Taking a break from some of your crazy dance moves at Aunt L’s wedding. You were so excited about showing off the baby (ten days old).
Or maybe I should tell you how much joy it brings me to see your fascination with, understanding of, and connection with the natural world unfurl. Maybe I should focus on how sweet it is to wander down to the creek with you on a lazy day or discuss how enamored you are of climbing trees and playing hide-and-seek with your grandparents or tell you about the elaborate nature stories you concoct with only a single pebble as your inspiration.

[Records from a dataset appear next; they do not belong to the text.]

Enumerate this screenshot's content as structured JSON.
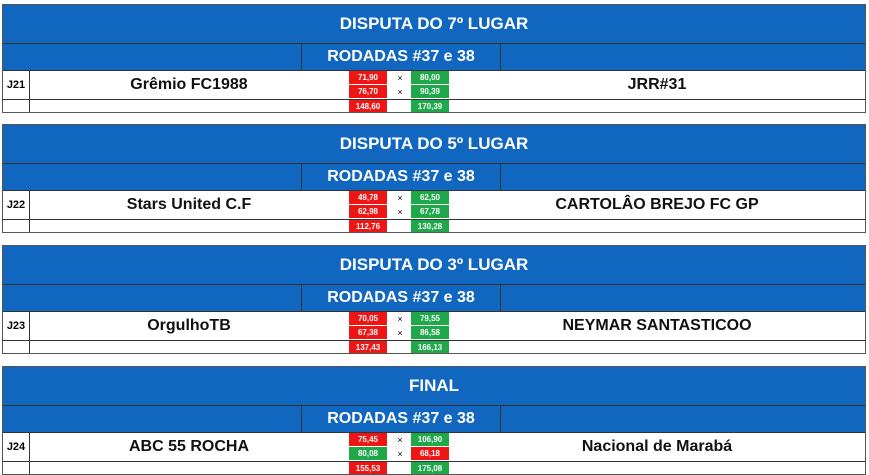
{
  "colors": {
    "header": "#1166bf",
    "loss": "#ee1515",
    "win": "#1ea84a"
  },
  "blocks": [
    {
      "title": "DISPUTA DO 7º LUGAR",
      "rounds": "RODADAS #37 e 38",
      "id": "J21",
      "home": "Grêmio FC1988",
      "away": "JRR#31",
      "home_scores": [
        "71,90",
        "76,70"
      ],
      "away_scores": [
        "80,00",
        "90,39"
      ],
      "home_total": "148,60",
      "away_total": "170,39",
      "vs": "×",
      "home_win": [
        false,
        false,
        false
      ],
      "away_win": [
        true,
        true,
        true
      ]
    },
    {
      "title": "DISPUTA DO 5º LUGAR",
      "rounds": "RODADAS #37 e 38",
      "id": "J22",
      "home": "Stars United C.F",
      "away": "CARTOLÂO BREJO FC GP",
      "home_scores": [
        "49,78",
        "62,98"
      ],
      "away_scores": [
        "62,50",
        "67,78"
      ],
      "home_total": "112,76",
      "away_total": "130,28",
      "vs": "×",
      "home_win": [
        false,
        false,
        false
      ],
      "away_win": [
        true,
        true,
        true
      ]
    },
    {
      "title": "DISPUTA DO 3º LUGAR",
      "rounds": "RODADAS #37 e 38",
      "id": "J23",
      "home": "OrgulhoTB",
      "away": "NEYMAR SANTASTICOO",
      "home_scores": [
        "70,05",
        "67,38"
      ],
      "away_scores": [
        "79,55",
        "86,58"
      ],
      "home_total": "137,43",
      "away_total": "166,13",
      "vs": "×",
      "home_win": [
        false,
        false,
        false
      ],
      "away_win": [
        true,
        true,
        true
      ]
    },
    {
      "title": "FINAL",
      "rounds": "RODADAS #37 e 38",
      "id": "J24",
      "home": "ABC 55 ROCHA",
      "away": "Nacional de Marabá",
      "home_scores": [
        "75,45",
        "80,08"
      ],
      "away_scores": [
        "106,90",
        "68,18"
      ],
      "home_total": "155,53",
      "away_total": "175,08",
      "vs": "×",
      "home_win": [
        false,
        true,
        false
      ],
      "away_win": [
        true,
        false,
        true
      ]
    }
  ]
}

Or maybe I should tell you how incredible it has been to see you slide effortlessly into the role of being a loving big sister. Maybe I should tell you how much your father and I love the way you love Evelyn. Maybe I should tell you how sweet it is to see your sister calm when she hears you singing her a lullaby – you always sing her “Une Souris Verte” – or to watch her turn her head about curiously when she hears your voice in the morning.

Holding “your baby” when she was about 15 hours old. What a happy big sister!

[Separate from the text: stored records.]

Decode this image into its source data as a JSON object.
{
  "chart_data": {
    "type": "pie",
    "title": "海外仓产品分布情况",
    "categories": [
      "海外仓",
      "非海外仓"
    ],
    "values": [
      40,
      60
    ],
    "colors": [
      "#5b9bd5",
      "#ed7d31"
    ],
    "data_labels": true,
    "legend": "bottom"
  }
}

It’s all so amazing, so unbelievably amazing, that I cannot even begin to capture the magic of this age with you in words.
What I can say, sweetheart, is that your father and I are loving every moment we have with you. We have loved watching you grow and change from the day we knew you were alive in my womb and we are always thrilled to be a part of your life. Every night, your father goes through the bedtime routine with you – brushing your teeth, putting on your pajamas, reading a book or a chapter from a book, singing some songs together, and finally laying beside you until you drift to sleep. Then he slips out of the bedroom, comes to the living room, and we spend time recounting stories of our time with you that day. You are, to us, a most wonderful miracle.

We love you more than bears love honey, (and everybody knows that’s an awful lot),
Momma and Daddy
** Charlotte is three years and four months old. Evie is three weeks old.
By on November 26, 2012
Too cute for words! Not to pry, but do you think at some point you might write a blog with Evelyn’s birth story? Of course that’s 100% up to you but I know I would love to hear about it in whatever detail tou choose to share!